Malazgirt Zaferi, 25 Ağustos 1071'de başladığı savaş 26 Ağustos'ta başarılı bir şekilde sonlandı. Selçuklu Sultanı Alparslan'ın Bizans İmparatoru IV. Romen Diyojen'in ordusunu mağlup ettiği savaş olarak tarihteki yerini almıştır. Bu zafer, hem askeri hem de siyasi açıdan dünya tarihinin önemli dönüm noktalarından biridir. Malazgirt Zaferi, Türklerin Anadolu'ya girişini kolaylaştırmış ve Bizans İmparatorluğu'nun bölgedeki egemenliğini sonlandırmıştır.
Horasan Meliki Çağrı Bey'in son eşinden dünyaya gelen Sultan Alparslan, 27 Nisan 1064'te Büyük Selçuklu Devleti'nin ikinci hükümdarı olarak tahta çıktı. Bizans'ın egemenliğindeki Anadolu'ya yönelik seferler düzenleyen Alparslan, Kars ve Ani şehirlerini fethederek Bizans'tan ilk topraklarını aldı. Sultan Alparslan, Malazgirt Ovası'nda Bizans İmparatoru IV. Romen Diyojen'in komutasındaki orduyu, kendi ordusundan dört kat büyük olmasına rağmen mağlup etmeyi başardı. Bu askeri başarı, tarihsel bir dönüm noktası olarak kabul edilmektedir.
Zafer, Selçuklu Devleti'nin İslam dünyasında etkisini artırarak, Türklerin askeri anlamda öne çıkmasını sağlamıştır. Malazgirt Zaferi'nin İstanbul'un fethine giden sürecin başlangıcını oluşturduğunu belirten Alican, bu zaferin Bizans'ın bölgedeki egemenliğini sona erdirdiğini ve Selçuklu Devleti'nin Anadolu'daki hâkimiyetini güçlendirdiğini ifade ediyor. Malazgirt Zaferi, Selçuklu Devleti'nin Anadolu'daki etkisini artırmış ve daha sonra Osmanlı Devleti'nin kuruluşuna ve İstanbul'un fethedilmesine zemin hazırlamıştır.
Malazgirt Zaferi, sadece Selçuklu Devleti'nin değil, aynı zamanda Türklerin Anadolu'daki varlığının pekiştirilmesinde de kritik bir rol oynamıştır.
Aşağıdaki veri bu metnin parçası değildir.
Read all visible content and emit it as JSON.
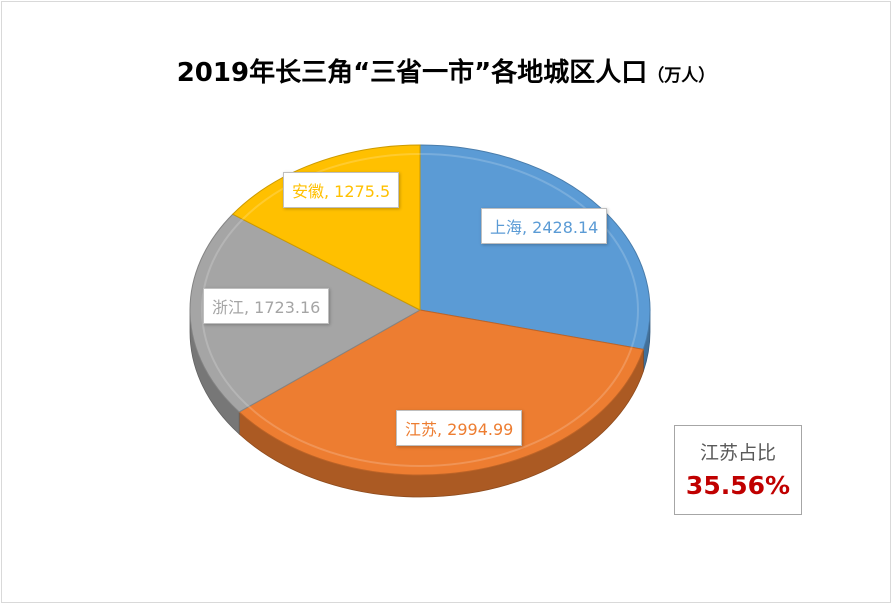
{
  "chart_data": {
    "type": "pie",
    "title": "2019年长三角“三省一市”各地城区人口",
    "title_unit": "（万人）",
    "style": "3d",
    "categories": [
      "上海",
      "江苏",
      "浙江",
      "安徽"
    ],
    "values": [
      2428.14,
      2994.99,
      1723.16,
      1275.5
    ],
    "colors": [
      "#5b9bd5",
      "#ed7d31",
      "#a5a5a5",
      "#ffc000"
    ],
    "labels": [
      "上海, 2428.14",
      "江苏, 2994.99",
      "浙江, 1723.16",
      "安徽, 1275.5"
    ],
    "label_colors": [
      "#5b9bd5",
      "#ed7d31",
      "#a5a5a5",
      "#ffc000"
    ],
    "legend": "none"
  },
  "annotation": {
    "label": "江苏占比",
    "value": "35.56%",
    "value_color": "#c00000"
  }
}
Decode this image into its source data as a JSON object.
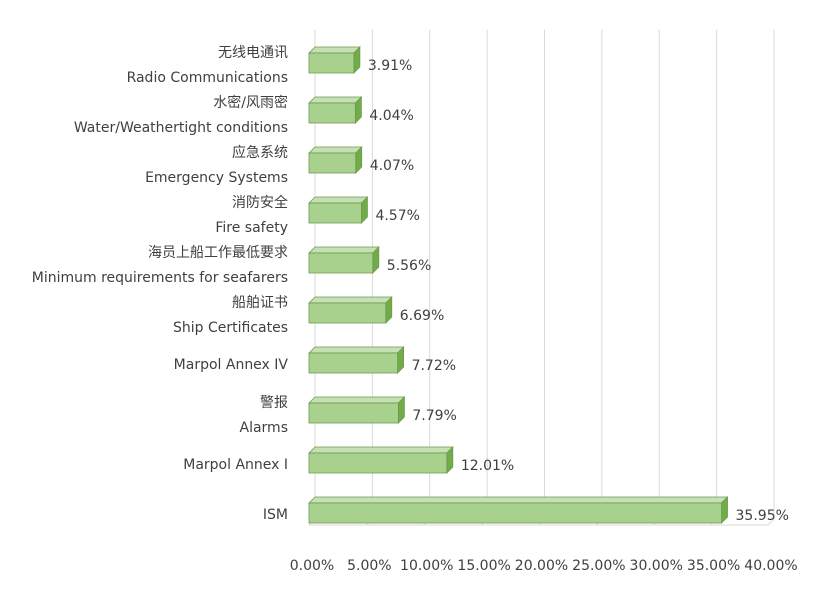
{
  "chart_data": {
    "type": "bar",
    "orientation": "horizontal",
    "style": "3d",
    "categories": [
      [
        "无线电通讯",
        "Radio Communications"
      ],
      [
        "水密/风雨密",
        "Water/Weathertight conditions"
      ],
      [
        "应急系统",
        "Emergency Systems"
      ],
      [
        "消防安全",
        "Fire safety"
      ],
      [
        "海员上船工作最低要求",
        "Minimum requirements for seafarers"
      ],
      [
        "船舶证书",
        "Ship Certificates"
      ],
      [
        "Marpol Annex IV"
      ],
      [
        "警报",
        "Alarms"
      ],
      [
        "Marpol Annex I"
      ],
      [
        "ISM"
      ]
    ],
    "values": [
      3.91,
      4.04,
      4.07,
      4.57,
      5.56,
      6.69,
      7.72,
      7.79,
      12.01,
      35.95
    ],
    "data_labels": [
      "3.91%",
      "4.04%",
      "4.07%",
      "4.57%",
      "5.56%",
      "6.69%",
      "7.72%",
      "7.79%",
      "12.01%",
      "35.95%"
    ],
    "x_ticks": [
      "0.00%",
      "5.00%",
      "10.00%",
      "15.00%",
      "20.00%",
      "25.00%",
      "30.00%",
      "35.00%",
      "40.00%"
    ],
    "xlim": [
      0,
      40
    ],
    "grid": true,
    "legend": "none",
    "colors": {
      "bar_front": "#a9d18e",
      "bar_top": "#c5e0b4",
      "bar_side": "#70ad47",
      "bar_edge": "#6e9a50",
      "grid": "#d9d9d9",
      "text": "#404040"
    }
  }
}
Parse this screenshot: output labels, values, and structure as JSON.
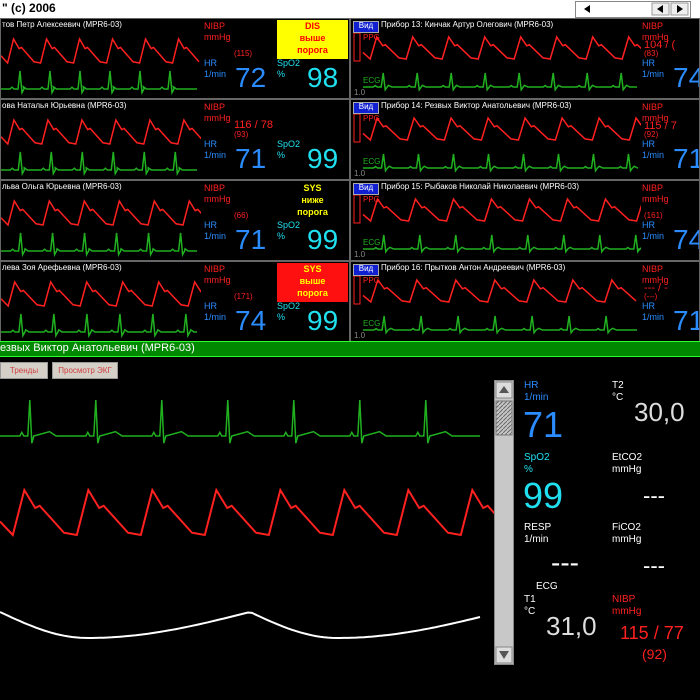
{
  "header": {
    "title": "\" (c) 2006"
  },
  "left_tiles": [
    {
      "name": "тов Петр Алексеевич (MPR6-03)",
      "nibp_label": "NIBP",
      "nibp_unit": "mmHg",
      "nibp_mean": "(115)",
      "hr_label": "HR",
      "hr_unit": "1/min",
      "hr": "72",
      "alarm": [
        "DIS",
        "выше",
        "порога"
      ],
      "alarm_bg": "#ffff00",
      "alarm_color": "#ff0000",
      "spo2_label": "SpO2",
      "spo2_unit": "%",
      "spo2": "98"
    },
    {
      "name": "ова Наталья Юрьевна (MPR6-03)",
      "nibp_label": "NIBP",
      "nibp_unit": "mmHg",
      "nibp_value": "116 / 78",
      "nibp_mean": "(93)",
      "hr_label": "HR",
      "hr_unit": "1/min",
      "hr": "71",
      "spo2_label": "SpO2",
      "spo2_unit": "%",
      "spo2": "99"
    },
    {
      "name": "льва Ольга Юрьевна (MPR6-03)",
      "nibp_label": "NIBP",
      "nibp_unit": "mmHg",
      "nibp_mean": "(66)",
      "hr_label": "HR",
      "hr_unit": "1/min",
      "hr": "71",
      "alarm": [
        "SYS",
        "ниже",
        "порога"
      ],
      "alarm_bg": "#000000",
      "alarm_color": "#ffff00",
      "spo2_label": "SpO2",
      "spo2_unit": "%",
      "spo2": "99"
    },
    {
      "name": "лева Зоя Арефьевна (MPR6-03)",
      "nibp_label": "NIBP",
      "nibp_unit": "mmHg",
      "nibp_mean": "(171)",
      "hr_label": "HR",
      "hr_unit": "1/min",
      "hr": "74",
      "alarm": [
        "SYS",
        "выше",
        "порога"
      ],
      "alarm_bg": "#ff1010",
      "alarm_color": "#ffff00",
      "spo2_label": "SpO2",
      "spo2_unit": "%",
      "spo2": "99"
    }
  ],
  "right_tiles": [
    {
      "button": "Вид",
      "name": "Прибор 13: Кинчак Артур Олегович (MPR6-03)",
      "ppg": "PPG",
      "ecg": "ECG",
      "scale": "1.0",
      "nibp_label": "NIBP",
      "nibp_unit": "mmHg",
      "nibp_value": "104 / (",
      "nibp_mean": "(83)",
      "hr_label": "HR",
      "hr_unit": "1/min",
      "hr": "74"
    },
    {
      "button": "Вид",
      "name": "Прибор 14: Резвых Виктор Анатольевич (MPR6-03)",
      "ppg": "PPG",
      "ecg": "ECG",
      "scale": "1.0",
      "nibp_label": "NIBP",
      "nibp_unit": "mmHg",
      "nibp_value": "115 / 7",
      "nibp_mean": "(92)",
      "hr_label": "HR",
      "hr_unit": "1/min",
      "hr": "71"
    },
    {
      "button": "Вид",
      "name": "Прибор 15: Рыбаков Николай Николаевич (MPR6-03)",
      "ppg": "PPG",
      "ecg": "ECG",
      "scale": "1.0",
      "nibp_label": "NIBP",
      "nibp_unit": "mmHg",
      "nibp_mean": "(161)",
      "hr_label": "HR",
      "hr_unit": "1/min",
      "hr": "74"
    },
    {
      "button": "Вид",
      "name": "Прибор 16: Прытков Антон Андреевич (MPR6-03)",
      "ppg": "PPG",
      "ecg": "ECG",
      "scale": "1.0",
      "nibp_label": "NIBP",
      "nibp_unit": "mmHg",
      "nibp_value": "--- / -",
      "nibp_mean": "(---)",
      "hr_label": "HR",
      "hr_unit": "1/min",
      "hr": "71"
    }
  ],
  "detail": {
    "patient": "езвых Виктор Анатольевич (MPR6-03)",
    "buttons": [
      "Тренды",
      "Просмотр ЭКГ"
    ],
    "hr": {
      "label": "HR",
      "unit": "1/min",
      "value": "71"
    },
    "spo2": {
      "label": "SpO2",
      "unit": "%",
      "value": "99"
    },
    "resp": {
      "label": "RESP",
      "unit": "1/min",
      "value": "---"
    },
    "ecg": "ECG",
    "t1": {
      "label": "T1",
      "unit": "°C",
      "value": "31,0"
    },
    "t2": {
      "label": "T2",
      "unit": "°C",
      "value": "30,0"
    },
    "etco2": {
      "label": "EtCO2",
      "unit": "mmHg",
      "value": "---"
    },
    "fico2": {
      "label": "FiCO2",
      "unit": "mmHg",
      "value": "---"
    },
    "nibp": {
      "label": "NIBP",
      "unit": "mmHg",
      "value": "115 / 77",
      "mean": "(92)"
    }
  }
}
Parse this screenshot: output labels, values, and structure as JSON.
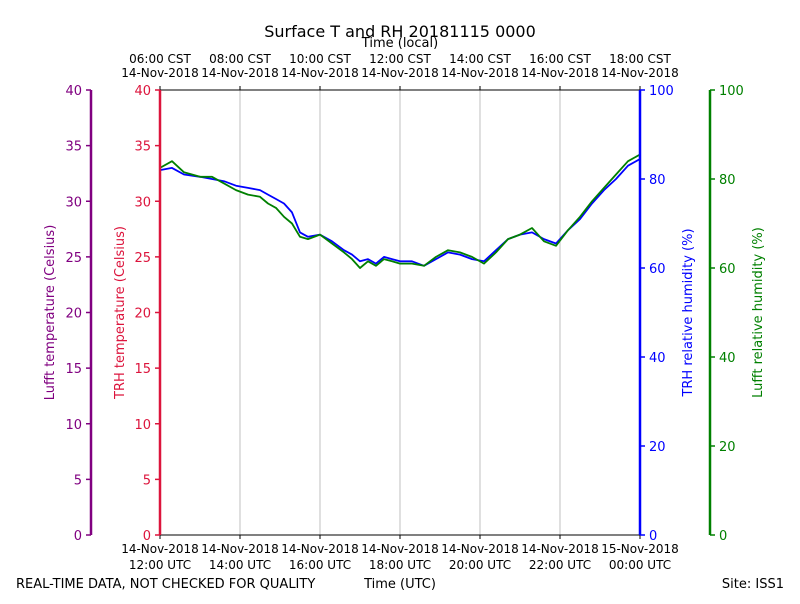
{
  "chart_data": {
    "type": "line",
    "title": "Surface T and RH 20181115 0000",
    "top_axis_label": "Time (local)",
    "bottom_axis_label": "Time (UTC)",
    "footer_left": "REAL-TIME DATA, NOT CHECKED FOR QUALITY",
    "footer_right": "Site: ISS1",
    "x_range_hours_utc": [
      12,
      24
    ],
    "x_ticks": [
      {
        "hour": 12,
        "utc_date": "14-Nov-2018",
        "utc_time": "12:00 UTC",
        "local_time": "06:00 CST",
        "local_date": "14-Nov-2018"
      },
      {
        "hour": 14,
        "utc_date": "14-Nov-2018",
        "utc_time": "14:00 UTC",
        "local_time": "08:00 CST",
        "local_date": "14-Nov-2018"
      },
      {
        "hour": 16,
        "utc_date": "14-Nov-2018",
        "utc_time": "16:00 UTC",
        "local_time": "10:00 CST",
        "local_date": "14-Nov-2018"
      },
      {
        "hour": 18,
        "utc_date": "14-Nov-2018",
        "utc_time": "18:00 UTC",
        "local_time": "12:00 CST",
        "local_date": "14-Nov-2018"
      },
      {
        "hour": 20,
        "utc_date": "14-Nov-2018",
        "utc_time": "20:00 UTC",
        "local_time": "14:00 CST",
        "local_date": "14-Nov-2018"
      },
      {
        "hour": 22,
        "utc_date": "14-Nov-2018",
        "utc_time": "22:00 UTC",
        "local_time": "16:00 CST",
        "local_date": "14-Nov-2018"
      },
      {
        "hour": 24,
        "utc_date": "15-Nov-2018",
        "utc_time": "00:00 UTC",
        "local_time": "18:00 CST",
        "local_date": "14-Nov-2018"
      }
    ],
    "y_axes": [
      {
        "id": "lufft_t",
        "label": "Lufft temperature (Celsius)",
        "color": "#800080",
        "ylim": [
          0,
          40
        ],
        "ticks": [
          0,
          5,
          10,
          15,
          20,
          25,
          30,
          35,
          40
        ]
      },
      {
        "id": "trh_t",
        "label": "TRH temperature (Celsius)",
        "color": "#dc143c",
        "ylim": [
          0,
          40
        ],
        "ticks": [
          0,
          5,
          10,
          15,
          20,
          25,
          30,
          35,
          40
        ]
      },
      {
        "id": "trh_rh",
        "label": "TRH relative humidity (%)",
        "color": "#0000ff",
        "ylim": [
          0,
          100
        ],
        "ticks": [
          0,
          20,
          40,
          60,
          80,
          100
        ]
      },
      {
        "id": "lufft_rh",
        "label": "Lufft relative humidity (%)",
        "color": "#008000",
        "ylim": [
          0,
          100
        ],
        "ticks": [
          0,
          20,
          40,
          60,
          80,
          100
        ]
      }
    ],
    "grid": "vertical",
    "series": [
      {
        "name": "TRH relative humidity",
        "axis": "trh_rh",
        "color": "#0000ff",
        "x": [
          12.0,
          12.3,
          12.6,
          13.0,
          13.3,
          13.6,
          13.9,
          14.2,
          14.5,
          14.7,
          14.9,
          15.1,
          15.3,
          15.5,
          15.7,
          16.0,
          16.3,
          16.6,
          16.8,
          17.0,
          17.2,
          17.4,
          17.6,
          17.8,
          18.0,
          18.3,
          18.6,
          18.9,
          19.2,
          19.5,
          19.8,
          20.1,
          20.4,
          20.7,
          21.0,
          21.3,
          21.6,
          21.9,
          22.2,
          22.5,
          22.8,
          23.1,
          23.4,
          23.7,
          24.0
        ],
        "values": [
          82,
          82.5,
          81,
          80.5,
          80,
          79.5,
          78.5,
          78,
          77.5,
          76.5,
          75.5,
          74.5,
          72.5,
          68,
          67,
          67.5,
          66,
          64,
          63,
          61.5,
          62,
          61,
          62.5,
          62,
          61.5,
          61.5,
          60.5,
          62,
          63.5,
          63,
          62,
          61.5,
          64,
          66.5,
          67.5,
          68,
          66.5,
          65.5,
          68.5,
          71,
          74.5,
          77.5,
          80,
          83,
          84.5
        ]
      },
      {
        "name": "Lufft relative humidity",
        "axis": "lufft_rh",
        "color": "#008000",
        "x": [
          12.0,
          12.3,
          12.6,
          13.0,
          13.3,
          13.6,
          13.9,
          14.2,
          14.5,
          14.7,
          14.9,
          15.1,
          15.3,
          15.5,
          15.7,
          16.0,
          16.3,
          16.6,
          16.8,
          17.0,
          17.2,
          17.4,
          17.6,
          17.8,
          18.0,
          18.3,
          18.6,
          18.9,
          19.2,
          19.5,
          19.8,
          20.1,
          20.4,
          20.7,
          21.0,
          21.3,
          21.6,
          21.9,
          22.2,
          22.5,
          22.8,
          23.1,
          23.4,
          23.7,
          24.0
        ],
        "values": [
          82.5,
          84,
          81.5,
          80.5,
          80.5,
          79,
          77.5,
          76.5,
          76,
          74.5,
          73.5,
          71.5,
          70,
          67,
          66.5,
          67.5,
          65.5,
          63.5,
          62,
          60,
          61.5,
          60.5,
          62,
          61.5,
          61,
          61,
          60.5,
          62.5,
          64,
          63.5,
          62.5,
          61,
          63.5,
          66.5,
          67.5,
          69,
          66,
          65,
          68.5,
          71.5,
          75,
          78,
          81,
          84,
          85.5
        ]
      }
    ]
  }
}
Sultan Alparslan'ın Malazgirt'teki başarısı, Türklerin Anadolu'yu fethetme sürecini başlatmış ve Bizans'ın yıkılış sürecinin temel taşlarını döşemiştir. Zafer, aynı zamanda Selçuklu Devleti'nin İslam dünyasındaki etkisini ve Türklerin askeri gücünü pekiştirmiştir. Sultan Alparslan'ın komutasındaki bu zafer, tarihteki etkisi ve bıraktığı miras açısından büyük bir öneme sahiptir.